The daily number of orders on IDEX increased by more than forty-fold over the past year, from 100,000 orders per day in March, 2018 to roughly 4M orders last month. Since December, there has been a 125% increase in the average number of active trades, a 100x increase in order placements, and a 60% increase in daily active users (DAUs).
Alex Wearn, one of the creators of IDEX, believes that volumes have grown across the board, largely tracking the broader cryptocurrency market. Wearn is the CEO of Aurora Labs S.A, the company responsible for IDEX.
This upsurge cannot be attributed to a sudden influx in retail investors, Wearn told Crypto Briefing in an email. Instead, the large increase in orders, relative to users, suggests that most of the growth comes from liquidity providers.
This is why volumes have increased so much, Wearn suggests, noting that automated liquidity does not change much in the short term. “Market makers are generally less susceptible to news headlines than traders,” he said. “[T]hey are better at weathering the ups and downs.”
Quietly Confident
In many ways, IDEX is similar to other decentralized exchanges. It is built on Ethereum and transactions settle on-chain. Users hold assets in their own wallets, protecting them from the hacks that plague custodial markets.
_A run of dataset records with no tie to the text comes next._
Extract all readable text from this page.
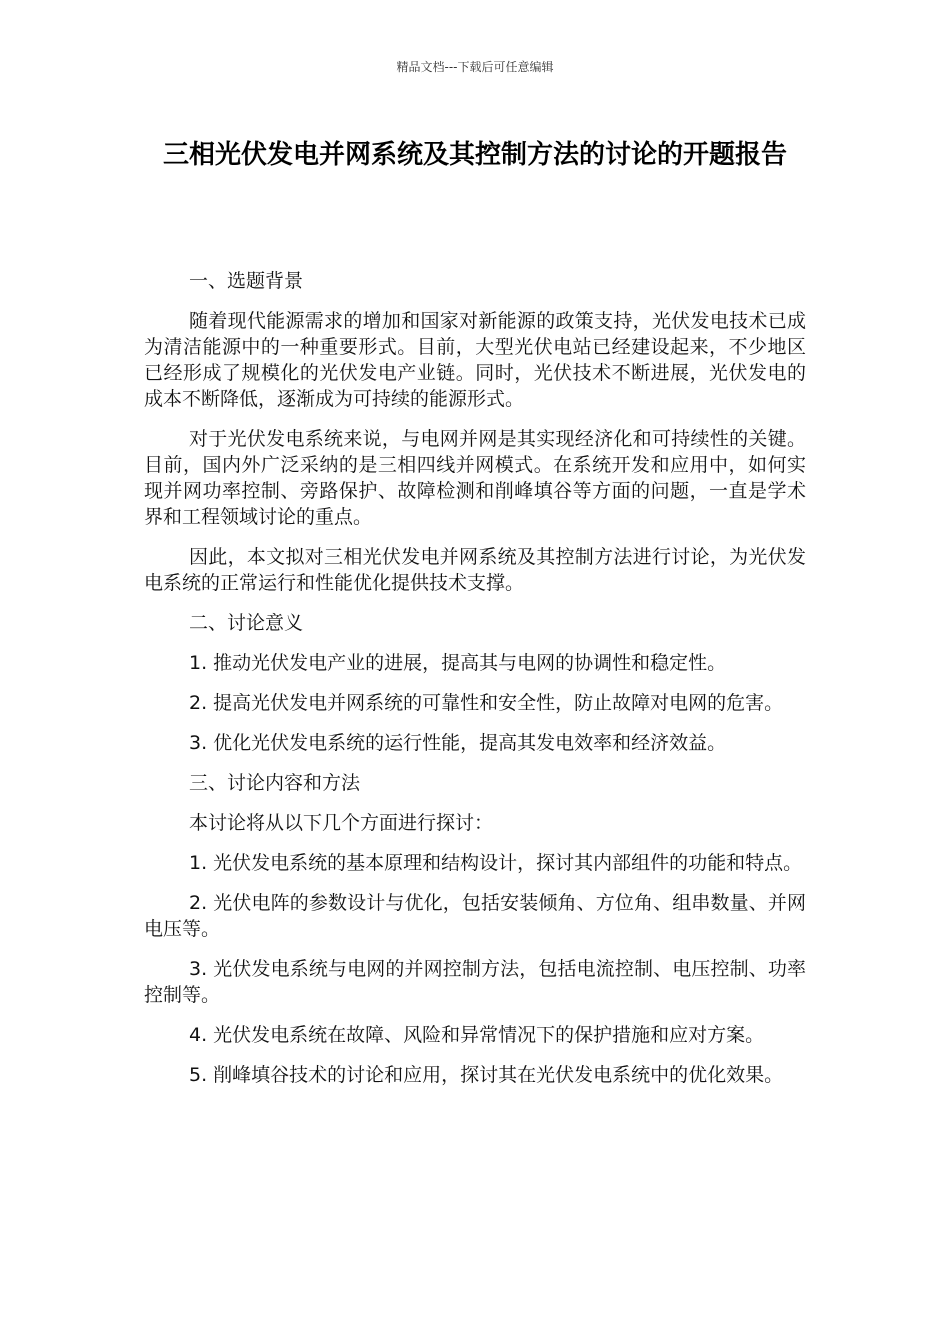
精品文档---下载后可任意编辑
三相光伏发电并网系统及其控制方法的讨论的开题报告

一、选题背景

随着现代能源需求的增加和国家对新能源的政策支持，光伏发电技术已成为清洁能源中的一种重要形式。目前，大型光伏电站已经建设起来，不少地区已经形成了规模化的光伏发电产业链。同时，光伏技术不断进展，光伏发电的成本不断降低，逐渐成为可持续的能源形式。

对于光伏发电系统来说，与电网并网是其实现经济化和可持续性的关键。目前，国内外广泛采纳的是三相四线并网模式。在系统开发和应用中，如何实现并网功率控制、旁路保护、故障检测和削峰填谷等方面的问题，一直是学术界和工程领域讨论的重点。

因此，本文拟对三相光伏发电并网系统及其控制方法进行讨论，为光伏发电系统的正常运行和性能优化提供技术支撑。

二、讨论意义

1. 推动光伏发电产业的进展，提高其与电网的协调性和稳定性。

2. 提高光伏发电并网系统的可靠性和安全性，防止故障对电网的危害。

3. 优化光伏发电系统的运行性能，提高其发电效率和经济效益。

三、讨论内容和方法

本讨论将从以下几个方面进行探讨：

1. 光伏发电系统的基本原理和结构设计，探讨其内部组件的功能和特点。

2. 光伏电阵的参数设计与优化，包括安装倾角、方位角、组串数量、并网电压等。

3. 光伏发电系统与电网的并网控制方法，包括电流控制、电压控制、功率控制等。

4. 光伏发电系统在故障、风险和异常情况下的保护措施和应对方案。

5. 削峰填谷技术的讨论和应用，探讨其在光伏发电系统中的优化效果。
But a lot of work also happens off-chain, Wearn explains. Due to Ethereum’s limited transaction speed, traders on fully decentralized exchanges suffer from poor execution and slippage. In this situation, an attempted trade might fail and users must attempt a new trade, often at a worse price.
“The big challenge is if you’re relying on the network to execute your trade, there’s a chance it could fail,” said Wearn. “[Traders] want something to be instant: decentralized exchanges simply can’t do that.”
At IDEX, trades are executed off-chain, and are only broadcast to the blockchain after they are finalized. The exchange itself can pre-check and sign off any transaction, allowing near-instant confirmation without compromising security.
IDEX is presently limited to ERC20s, but there are plans to expand to other blockchain platforms. The exchange is also looking at tokenized assets, such as equities, although that remains a long way off.
For the moment, Wearn says, that the uptick in IDEX volume is evidence that users are coming over to decentralization. “The sector is realizing how important it is for users to own their own private keys,” Wearn said, “and with every exchange hack our use-case is becoming increasingly attractive.”